O Terminal Maaslavkt II entrou em funcionamento em 2013
Apesar das dúvidas, não há como não contemplar, com inerte admiração, o veloz admirável mundo novo que se ergue perante nós. A entrada em funcionamento do majestático (e totalmente automatizado) terminal Maasvlakte II, no Porto de Roterdão, em 2013, veio coroar a rápida ascensão do novo paradigma, já adoptado também por infra-estruturas de todo o mundo: na Europa, onde predomina a automação baseada nos guindastes automáticos de empilhamento (Automatic Stacking Cranes) e a maximização do transporte horizontal, infra-estruturas como o Euromax Terminal (nos Países Baixos), o DPW Antwerp Gateway Terminal (na Bélgica), os Container Terminal Altenwerder e Burchardkai (ambos no porto alemão de Hamburgo) ou o TTI Algeciras (em Espanha) vão dando cartas como cobaias de uma experiência bem sucedida; na Ásia, plataformas como o Pusan Newport (na Coreia do Sul), o Hong Kong International Terminal (China) ou o Kaohsiung Evergreen Terminal (em Taiwan) provam a eficiência das massivas Cantilevers RMG que deslizam pelos cais orientais, transportando elevados volumes de contentores; na América do Norte, foi o Terminal de Norfolk (Virgínia, EUA) a dar o mote para o investimento na automação portuária, seguido primeiramente pelos portos de Long Beach, Nova Iorque e Nova Jérsia.
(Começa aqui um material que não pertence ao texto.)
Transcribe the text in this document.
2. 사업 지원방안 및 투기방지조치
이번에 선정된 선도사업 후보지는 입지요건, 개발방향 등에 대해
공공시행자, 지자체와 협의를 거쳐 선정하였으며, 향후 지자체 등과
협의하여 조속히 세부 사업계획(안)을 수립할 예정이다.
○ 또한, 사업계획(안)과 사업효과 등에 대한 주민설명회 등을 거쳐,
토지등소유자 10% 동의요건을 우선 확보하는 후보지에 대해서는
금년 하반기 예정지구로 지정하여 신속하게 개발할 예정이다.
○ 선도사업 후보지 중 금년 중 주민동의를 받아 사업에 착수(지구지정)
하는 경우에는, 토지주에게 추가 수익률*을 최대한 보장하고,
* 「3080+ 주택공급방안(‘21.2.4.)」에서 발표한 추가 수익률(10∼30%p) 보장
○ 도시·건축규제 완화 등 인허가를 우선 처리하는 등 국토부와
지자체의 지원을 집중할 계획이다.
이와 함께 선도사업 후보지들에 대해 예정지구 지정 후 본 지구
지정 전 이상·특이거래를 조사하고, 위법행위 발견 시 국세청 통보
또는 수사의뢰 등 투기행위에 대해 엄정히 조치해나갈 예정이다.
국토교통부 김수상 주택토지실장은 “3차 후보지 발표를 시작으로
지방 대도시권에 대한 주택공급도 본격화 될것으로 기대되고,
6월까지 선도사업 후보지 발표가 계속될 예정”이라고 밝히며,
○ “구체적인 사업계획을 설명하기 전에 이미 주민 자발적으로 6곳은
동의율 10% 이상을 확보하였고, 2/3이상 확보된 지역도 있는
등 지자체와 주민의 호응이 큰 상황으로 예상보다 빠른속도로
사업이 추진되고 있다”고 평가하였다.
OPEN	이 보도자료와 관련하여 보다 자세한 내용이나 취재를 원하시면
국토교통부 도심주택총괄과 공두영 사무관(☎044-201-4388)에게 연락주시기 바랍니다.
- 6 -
Com a introdução dos guindastes Ship-to-shore operados por controlo remoto, veículos automatizados (orientados por navegação a laser e sem recurso a condutor), transtainers (guindaste pórtico RTG, que, no terminal japonês de Tobishima, é já totalmente autómato) e autostrads, os portos do futuro ganham forma no presente, aliando o incansável esforço da maquinaria à cerebralização operacional dos novos softwares de gestão. A sistematização funcional destes ‘portos inteligentes’ permite às máquinas – recorrendo a controlos por GPS, scanner e infra-vermelhos – detectarem o posicionamento dos contentores e posteriormente deslocarem-nos de e para os veículos autómatos – uma mais-valia que abre a possibilidade, a terminais como o de Qingdao New Qianwan, operar na escuridão da noite e assim cortar 70% dos custos operacionais e obter ganhos de eficiência na ordem dos 30%.
Corrida à automação: sobrevivência de uns, morte de outros
Na base da migração para a automação está, fundamentalmente, a necessidade global de uma eficiência e celeridade cada vez mais competitivas. Com o ceptro do reino dos mares a pertencer aos mega-navios ULCV, o desenvolvimento dos ‘portos inteligentes’ torna-se condição imperativa para que a indústria – em fase de consolidação total – dê o passo que tanto ambiciona: movimentar maiores volumes de TEU’s em reduzidos tempos de trânsito, com custos menores e uma eficiência operacional ininterrupta mesmo perante picos de carga cada vez mais frenéticos.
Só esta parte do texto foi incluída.